UA's Philosophy Today Lecturer to Discuss Einstein's Contributions and Jewish Perspectives
Date: Thursday, January 24, 2013
Time: 07:30 PM
Location: 205 Smith Hall
Dr. Steven Gimbel, the chair of the philosophy department at Gettsyburg College will discuss his new book, "Einstein's Jewish Science: Physics at the Intersection of Politics and Religion" at a lecture of the same title as part of the 2012-2013 Philosophy Today Lecture Series. The lecture will be held on January 24 at 7:30 p.m. in Room 205 of Smith Hall on The University of Alabama campus.
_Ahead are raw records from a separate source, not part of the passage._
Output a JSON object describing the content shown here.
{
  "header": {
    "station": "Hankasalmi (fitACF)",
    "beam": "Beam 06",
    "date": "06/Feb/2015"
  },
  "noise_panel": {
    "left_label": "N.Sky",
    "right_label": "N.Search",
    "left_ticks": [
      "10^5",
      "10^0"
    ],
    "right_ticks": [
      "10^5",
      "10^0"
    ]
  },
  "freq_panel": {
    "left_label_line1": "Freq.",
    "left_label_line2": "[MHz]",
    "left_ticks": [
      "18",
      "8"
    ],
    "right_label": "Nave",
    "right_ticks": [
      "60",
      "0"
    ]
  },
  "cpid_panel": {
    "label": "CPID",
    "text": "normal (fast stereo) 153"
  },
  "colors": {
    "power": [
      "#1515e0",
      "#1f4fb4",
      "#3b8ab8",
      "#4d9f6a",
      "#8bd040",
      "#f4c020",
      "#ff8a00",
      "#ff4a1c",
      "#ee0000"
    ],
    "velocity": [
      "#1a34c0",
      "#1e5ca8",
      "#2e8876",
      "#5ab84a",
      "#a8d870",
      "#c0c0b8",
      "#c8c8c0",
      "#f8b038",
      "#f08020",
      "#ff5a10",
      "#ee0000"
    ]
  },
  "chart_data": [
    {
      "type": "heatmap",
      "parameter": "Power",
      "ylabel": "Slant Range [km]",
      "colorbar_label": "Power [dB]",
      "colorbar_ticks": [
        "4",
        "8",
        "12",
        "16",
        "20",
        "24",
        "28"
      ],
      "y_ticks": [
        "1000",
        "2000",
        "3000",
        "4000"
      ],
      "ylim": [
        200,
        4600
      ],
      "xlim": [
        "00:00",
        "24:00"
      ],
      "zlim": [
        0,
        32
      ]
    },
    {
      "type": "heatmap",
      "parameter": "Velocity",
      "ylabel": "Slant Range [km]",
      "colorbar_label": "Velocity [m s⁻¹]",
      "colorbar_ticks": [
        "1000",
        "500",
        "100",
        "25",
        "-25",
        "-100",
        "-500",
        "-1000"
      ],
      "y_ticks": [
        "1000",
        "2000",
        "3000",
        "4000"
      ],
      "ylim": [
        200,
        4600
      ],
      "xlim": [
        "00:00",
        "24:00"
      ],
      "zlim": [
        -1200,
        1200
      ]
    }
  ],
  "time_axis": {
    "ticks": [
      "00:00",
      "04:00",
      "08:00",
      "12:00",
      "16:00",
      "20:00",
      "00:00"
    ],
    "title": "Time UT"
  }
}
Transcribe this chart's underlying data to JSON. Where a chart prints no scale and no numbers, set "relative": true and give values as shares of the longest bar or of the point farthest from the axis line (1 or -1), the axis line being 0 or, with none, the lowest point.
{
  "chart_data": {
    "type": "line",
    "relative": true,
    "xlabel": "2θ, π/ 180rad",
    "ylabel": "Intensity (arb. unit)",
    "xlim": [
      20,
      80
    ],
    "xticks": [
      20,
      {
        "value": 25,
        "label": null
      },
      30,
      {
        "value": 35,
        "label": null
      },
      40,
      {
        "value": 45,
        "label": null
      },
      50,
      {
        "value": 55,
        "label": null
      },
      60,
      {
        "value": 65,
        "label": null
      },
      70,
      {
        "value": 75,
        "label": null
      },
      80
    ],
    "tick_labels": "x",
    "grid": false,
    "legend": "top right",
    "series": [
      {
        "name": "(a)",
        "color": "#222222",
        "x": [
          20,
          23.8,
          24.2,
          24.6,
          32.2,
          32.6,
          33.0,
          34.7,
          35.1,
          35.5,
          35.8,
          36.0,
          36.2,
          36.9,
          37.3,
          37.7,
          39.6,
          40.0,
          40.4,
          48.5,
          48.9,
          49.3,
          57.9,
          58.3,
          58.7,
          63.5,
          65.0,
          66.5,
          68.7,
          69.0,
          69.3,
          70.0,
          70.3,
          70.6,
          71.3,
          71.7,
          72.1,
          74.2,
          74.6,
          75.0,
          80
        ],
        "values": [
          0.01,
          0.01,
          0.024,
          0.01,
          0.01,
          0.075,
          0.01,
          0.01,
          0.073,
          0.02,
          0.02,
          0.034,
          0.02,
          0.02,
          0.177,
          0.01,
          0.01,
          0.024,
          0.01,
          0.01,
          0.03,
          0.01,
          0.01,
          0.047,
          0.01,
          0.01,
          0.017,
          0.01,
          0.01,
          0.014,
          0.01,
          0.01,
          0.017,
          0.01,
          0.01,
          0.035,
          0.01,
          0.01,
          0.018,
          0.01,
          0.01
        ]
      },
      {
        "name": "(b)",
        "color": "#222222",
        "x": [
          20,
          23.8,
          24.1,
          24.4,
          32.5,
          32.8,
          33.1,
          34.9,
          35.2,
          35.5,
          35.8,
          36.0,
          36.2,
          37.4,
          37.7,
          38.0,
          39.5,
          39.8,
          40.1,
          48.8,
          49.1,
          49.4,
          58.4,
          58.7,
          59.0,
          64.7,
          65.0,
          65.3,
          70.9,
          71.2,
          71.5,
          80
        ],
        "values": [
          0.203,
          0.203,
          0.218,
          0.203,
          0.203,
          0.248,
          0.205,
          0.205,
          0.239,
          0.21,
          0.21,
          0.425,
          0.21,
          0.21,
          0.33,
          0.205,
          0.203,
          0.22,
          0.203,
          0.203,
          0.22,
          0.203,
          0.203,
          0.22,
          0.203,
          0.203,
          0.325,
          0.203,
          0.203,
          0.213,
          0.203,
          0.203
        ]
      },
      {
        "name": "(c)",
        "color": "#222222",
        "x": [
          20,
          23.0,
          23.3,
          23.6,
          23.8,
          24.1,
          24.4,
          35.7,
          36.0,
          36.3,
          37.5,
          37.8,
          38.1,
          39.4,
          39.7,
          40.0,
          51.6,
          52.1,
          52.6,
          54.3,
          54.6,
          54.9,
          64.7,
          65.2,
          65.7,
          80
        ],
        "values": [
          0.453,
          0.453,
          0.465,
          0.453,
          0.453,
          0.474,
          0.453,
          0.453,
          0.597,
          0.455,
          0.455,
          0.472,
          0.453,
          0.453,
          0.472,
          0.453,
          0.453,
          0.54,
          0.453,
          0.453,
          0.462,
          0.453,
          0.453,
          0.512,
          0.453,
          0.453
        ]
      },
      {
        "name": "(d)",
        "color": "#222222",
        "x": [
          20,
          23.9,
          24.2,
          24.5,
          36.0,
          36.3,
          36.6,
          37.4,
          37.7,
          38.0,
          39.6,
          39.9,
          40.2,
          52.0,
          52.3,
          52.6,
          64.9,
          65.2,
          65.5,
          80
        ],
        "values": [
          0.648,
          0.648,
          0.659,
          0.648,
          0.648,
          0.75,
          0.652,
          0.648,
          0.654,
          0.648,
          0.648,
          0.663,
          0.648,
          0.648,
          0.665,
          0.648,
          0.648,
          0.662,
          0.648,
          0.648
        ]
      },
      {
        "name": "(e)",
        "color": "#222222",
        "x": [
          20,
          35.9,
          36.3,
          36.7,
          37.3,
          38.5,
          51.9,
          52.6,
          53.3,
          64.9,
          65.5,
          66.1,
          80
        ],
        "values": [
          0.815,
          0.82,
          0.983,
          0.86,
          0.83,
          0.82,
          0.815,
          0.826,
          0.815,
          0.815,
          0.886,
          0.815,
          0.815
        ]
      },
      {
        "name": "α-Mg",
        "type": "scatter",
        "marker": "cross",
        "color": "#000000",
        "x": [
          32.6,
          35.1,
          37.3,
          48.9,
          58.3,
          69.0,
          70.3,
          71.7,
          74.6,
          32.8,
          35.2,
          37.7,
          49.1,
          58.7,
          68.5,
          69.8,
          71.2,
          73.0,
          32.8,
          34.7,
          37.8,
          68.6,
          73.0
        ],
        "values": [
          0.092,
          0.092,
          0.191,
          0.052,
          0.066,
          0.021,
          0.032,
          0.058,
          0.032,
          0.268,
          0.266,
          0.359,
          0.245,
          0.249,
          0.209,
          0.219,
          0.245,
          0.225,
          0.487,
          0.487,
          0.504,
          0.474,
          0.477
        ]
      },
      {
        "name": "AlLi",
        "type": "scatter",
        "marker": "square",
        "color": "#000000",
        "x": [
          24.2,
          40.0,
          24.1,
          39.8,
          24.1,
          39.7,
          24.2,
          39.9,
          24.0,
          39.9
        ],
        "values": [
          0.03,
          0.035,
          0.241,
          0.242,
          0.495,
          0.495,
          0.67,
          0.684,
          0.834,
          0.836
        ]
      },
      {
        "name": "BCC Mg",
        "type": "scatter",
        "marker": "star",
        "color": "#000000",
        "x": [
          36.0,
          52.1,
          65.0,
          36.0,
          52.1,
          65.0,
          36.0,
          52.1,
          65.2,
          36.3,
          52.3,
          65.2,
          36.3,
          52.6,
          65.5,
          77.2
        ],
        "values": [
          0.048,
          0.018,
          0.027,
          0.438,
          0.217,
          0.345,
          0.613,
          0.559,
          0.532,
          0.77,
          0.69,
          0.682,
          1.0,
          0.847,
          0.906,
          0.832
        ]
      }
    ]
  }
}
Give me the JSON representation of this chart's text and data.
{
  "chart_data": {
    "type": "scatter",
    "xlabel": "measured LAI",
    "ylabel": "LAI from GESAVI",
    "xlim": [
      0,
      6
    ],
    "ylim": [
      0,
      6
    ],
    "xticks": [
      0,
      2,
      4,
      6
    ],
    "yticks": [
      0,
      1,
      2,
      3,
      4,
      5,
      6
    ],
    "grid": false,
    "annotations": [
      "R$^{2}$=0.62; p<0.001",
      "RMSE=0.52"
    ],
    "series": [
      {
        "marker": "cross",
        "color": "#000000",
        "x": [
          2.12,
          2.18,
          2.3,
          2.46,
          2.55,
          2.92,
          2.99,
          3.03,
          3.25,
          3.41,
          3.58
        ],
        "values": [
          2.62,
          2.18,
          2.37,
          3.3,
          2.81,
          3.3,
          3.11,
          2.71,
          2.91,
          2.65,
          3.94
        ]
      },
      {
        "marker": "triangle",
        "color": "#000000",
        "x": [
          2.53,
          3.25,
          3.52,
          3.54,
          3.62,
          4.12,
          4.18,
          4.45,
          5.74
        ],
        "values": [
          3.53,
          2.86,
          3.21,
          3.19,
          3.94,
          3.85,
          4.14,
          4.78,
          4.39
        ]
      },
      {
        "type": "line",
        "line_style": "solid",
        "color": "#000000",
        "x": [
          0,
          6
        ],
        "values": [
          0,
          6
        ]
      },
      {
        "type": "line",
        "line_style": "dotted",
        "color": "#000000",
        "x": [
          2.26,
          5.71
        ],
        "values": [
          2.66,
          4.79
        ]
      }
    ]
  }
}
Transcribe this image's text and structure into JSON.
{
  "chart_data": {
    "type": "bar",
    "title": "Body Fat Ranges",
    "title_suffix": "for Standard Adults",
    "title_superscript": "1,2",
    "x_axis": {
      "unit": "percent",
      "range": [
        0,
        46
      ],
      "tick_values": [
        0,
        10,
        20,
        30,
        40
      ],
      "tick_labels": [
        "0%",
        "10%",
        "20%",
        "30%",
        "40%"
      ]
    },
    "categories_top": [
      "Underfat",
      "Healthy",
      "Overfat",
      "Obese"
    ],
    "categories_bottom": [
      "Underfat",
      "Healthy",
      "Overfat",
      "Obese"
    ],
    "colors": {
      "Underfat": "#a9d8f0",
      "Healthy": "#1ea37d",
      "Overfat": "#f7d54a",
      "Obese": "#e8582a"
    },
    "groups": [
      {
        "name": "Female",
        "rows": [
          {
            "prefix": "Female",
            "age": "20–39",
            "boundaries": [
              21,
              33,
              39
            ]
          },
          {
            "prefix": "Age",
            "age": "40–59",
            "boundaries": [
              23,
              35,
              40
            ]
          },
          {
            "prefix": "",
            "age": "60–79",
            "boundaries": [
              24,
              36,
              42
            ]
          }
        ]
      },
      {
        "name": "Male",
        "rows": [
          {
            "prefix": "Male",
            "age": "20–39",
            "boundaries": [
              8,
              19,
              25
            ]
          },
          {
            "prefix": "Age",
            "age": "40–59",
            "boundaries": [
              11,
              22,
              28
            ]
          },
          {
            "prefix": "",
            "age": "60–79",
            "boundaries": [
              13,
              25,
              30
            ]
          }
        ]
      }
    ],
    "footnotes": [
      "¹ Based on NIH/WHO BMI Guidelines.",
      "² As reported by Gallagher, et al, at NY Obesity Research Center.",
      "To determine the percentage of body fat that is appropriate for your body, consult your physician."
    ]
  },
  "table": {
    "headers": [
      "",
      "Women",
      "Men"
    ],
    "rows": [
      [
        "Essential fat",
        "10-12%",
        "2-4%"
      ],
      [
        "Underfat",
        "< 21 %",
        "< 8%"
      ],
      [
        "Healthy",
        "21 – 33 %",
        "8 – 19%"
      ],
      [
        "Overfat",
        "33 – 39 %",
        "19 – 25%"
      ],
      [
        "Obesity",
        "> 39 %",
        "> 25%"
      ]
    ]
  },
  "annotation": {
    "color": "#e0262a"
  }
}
In Gimbel's book, he discusses how the Nazis tried to denigrate Einstein's theory of relativity by labeling it "Jewish physics." Now, with Einstein's theories as the cornerstone of much of modern science, Gimbel explores the Nazi assertion in a new light.
As George Johnson said in his New York Times book review, "In his original new book, [Gimbel] considers the possibility that the Nazis were on to something. If you can look past the anti-Semitism, he proposes, 'maybe relativity is 'Jewish science' after all.' What he means is that there might have been elements of Jewish thinking that gave rise to what is now recognized as one of the deepest insights of all time."
Gimbel is the Edwin T. and Cynthia Shearer Johnson Chair for Distinguished Teaching in the Humanities at Gettysburg College in Pennsylvania. He earned bachelor's degrees in physics and philosophy from the University of Maryland Baltimore County and a Ph.D. in philosophy from Johns Hopkins University. Gimbel's work focuses largely on the foundations and ramifications of relativity and on methodology and evidence in science. In addition to his work on the environmental ethic of the American Nazi party, he has published on the notion of sportsmanship in the Kasparov/Deep Blue chess match, the foundations of mind in the writings of Maria Montessori, and the notion of moral doubt in the television show "The Colbert Report."
Lectures in the Philosophy Today series are geared toward a general audience and are of interest to those in any profession or academic discipline. Sponsored by UA's College of Arts and Sciences philosophy department, a grant from Louis W. Perry and other alumni, and friends of the department, the presentations are free and open to the public.